UPDATE: Charleston Fire Marshal Mike Julazadeh sent out the following update at about 4:30 p.m.:
Both lanes of East Bay were opened to vehicular traffic at approximately 4:20 PM. CFD units will remain on scene for an undetermined period of time to monitor for “hot spots” in the fire debris. The fire investigation has been suspended due to safety and structural concerns with the building. Fire Investigators will work with the insurance company to determine if the investigation can continue after elements of the building can be stabilized. The sidewalk and parking area in front of the building will remain closed to maintain a safe area.
No injuries have been reported from a fire that ravaged the pink building at 213 East Bay St. last night, causing damage to businesses including Light, Squeeze, the Brick, and Speakeasy.
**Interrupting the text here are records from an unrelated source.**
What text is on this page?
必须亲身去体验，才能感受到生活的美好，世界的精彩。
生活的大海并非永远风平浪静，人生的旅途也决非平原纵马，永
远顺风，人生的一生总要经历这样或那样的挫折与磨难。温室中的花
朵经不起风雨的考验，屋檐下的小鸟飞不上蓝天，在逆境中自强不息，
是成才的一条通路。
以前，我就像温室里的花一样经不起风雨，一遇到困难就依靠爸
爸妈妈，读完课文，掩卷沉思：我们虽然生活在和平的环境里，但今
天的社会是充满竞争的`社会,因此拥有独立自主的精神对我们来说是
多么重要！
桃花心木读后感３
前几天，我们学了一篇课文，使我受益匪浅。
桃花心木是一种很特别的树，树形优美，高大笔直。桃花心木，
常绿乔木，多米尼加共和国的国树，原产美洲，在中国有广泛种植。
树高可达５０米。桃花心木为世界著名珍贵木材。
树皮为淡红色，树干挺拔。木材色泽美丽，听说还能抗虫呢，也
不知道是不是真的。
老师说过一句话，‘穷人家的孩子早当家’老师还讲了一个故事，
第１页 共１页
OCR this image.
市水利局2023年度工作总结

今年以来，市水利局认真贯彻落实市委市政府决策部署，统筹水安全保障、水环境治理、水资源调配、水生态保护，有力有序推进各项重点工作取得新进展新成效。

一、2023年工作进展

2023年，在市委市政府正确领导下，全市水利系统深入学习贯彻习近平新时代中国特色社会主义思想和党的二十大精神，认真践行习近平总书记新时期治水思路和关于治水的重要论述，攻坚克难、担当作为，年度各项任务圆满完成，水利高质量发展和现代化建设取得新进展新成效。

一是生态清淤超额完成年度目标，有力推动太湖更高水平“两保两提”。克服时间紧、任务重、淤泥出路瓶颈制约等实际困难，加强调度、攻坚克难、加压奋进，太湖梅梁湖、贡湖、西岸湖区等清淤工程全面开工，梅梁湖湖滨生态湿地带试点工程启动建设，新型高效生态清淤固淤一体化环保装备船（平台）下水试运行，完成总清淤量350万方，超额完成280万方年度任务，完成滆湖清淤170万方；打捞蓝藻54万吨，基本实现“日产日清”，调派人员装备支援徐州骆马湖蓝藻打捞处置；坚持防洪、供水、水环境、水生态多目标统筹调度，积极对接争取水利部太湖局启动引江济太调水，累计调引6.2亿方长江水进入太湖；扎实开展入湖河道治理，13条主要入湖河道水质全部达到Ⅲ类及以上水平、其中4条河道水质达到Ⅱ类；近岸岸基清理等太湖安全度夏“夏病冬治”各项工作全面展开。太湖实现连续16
Firefighters from the Charleston, North Charleston, James Island, and Saint Andrews fire departments arrived at the building around 1 a.m. and found heavy smoke coming out of the building. According to Charleston Fire Marshal Mike Julazadeh, firefighters entered the building and were initially able to get to the second floor, but as the fire progressed, they were forced to evacuate the building and move to a defensive operation, hosing down the structure from the street level and from the roof of an adjacent building. The fire eventually reached the roof of the building, which collapsed into the second floor. Firefighters were able to contain the fire and keep it from spreading to the adjacent Maritime Building and apartments, although some windows were broken in the Maritime Building and smoke did get inside.
For the rapid response and containment of the fire, Julazadeh credits an automatic aid agreement signed by five local fire departments in July 2012. He says the building at 213 East Bay St. was not equipped with fire sprinklers or alarms, and the fire department found out about the fire after someone at Squeeze made a 911 call. A smoke detector did eventually go off in the adjacent Maritime Building, but it was about an hour after the 911 call.
“Most of the first floor area, what you’re looking at is a lot of water saturation,” Julazadeh says. “You still have water pouring in from the ceiling, and the guys are still hitting hot spots from the adjacent roofline of the adjacent buildings … There’s little fire damage on the first floor of the building. There’s some smoke damage, but it’s primarily water damage.”
Marc Gaskins, a bartender at Squeeze, was working last night when the fire broke out. “Around 1 o’clock, I heard a loud thud from upstairs,” Gaskins says. “Within seconds, I could smell something burning. I thought it was a cigarette container out front, walked to the kitchen just to make sure it wasn’t our building, and when I turned around, our AC vents kicked in, and smoke was just coming out full steam out of the air conditioning vents. Within 30 seconds, the bar was completely full of smoke. Same with the Brick. When I stepped in the street, they were running out.”
The fire couldn’t have come at a worse time for the downtown bars. Gaskins, whose brother Clint owns Squeeze, says the day of the Cooper River Bridge Run is the biggest sales date of the year for many of the bars. The race, which takes place this Saturday, will end downtown.
The block of East Bay Street between South Market and Cumberland streets has been closed off to foot and vehicle traffic while officials wait on an engineer to assess the structural integrity of the building’s facade. Residents of the adjacent apartments and office workers from the Maritime Building have been evacuated. Firefighters escorted some office workers inside to gather belongings.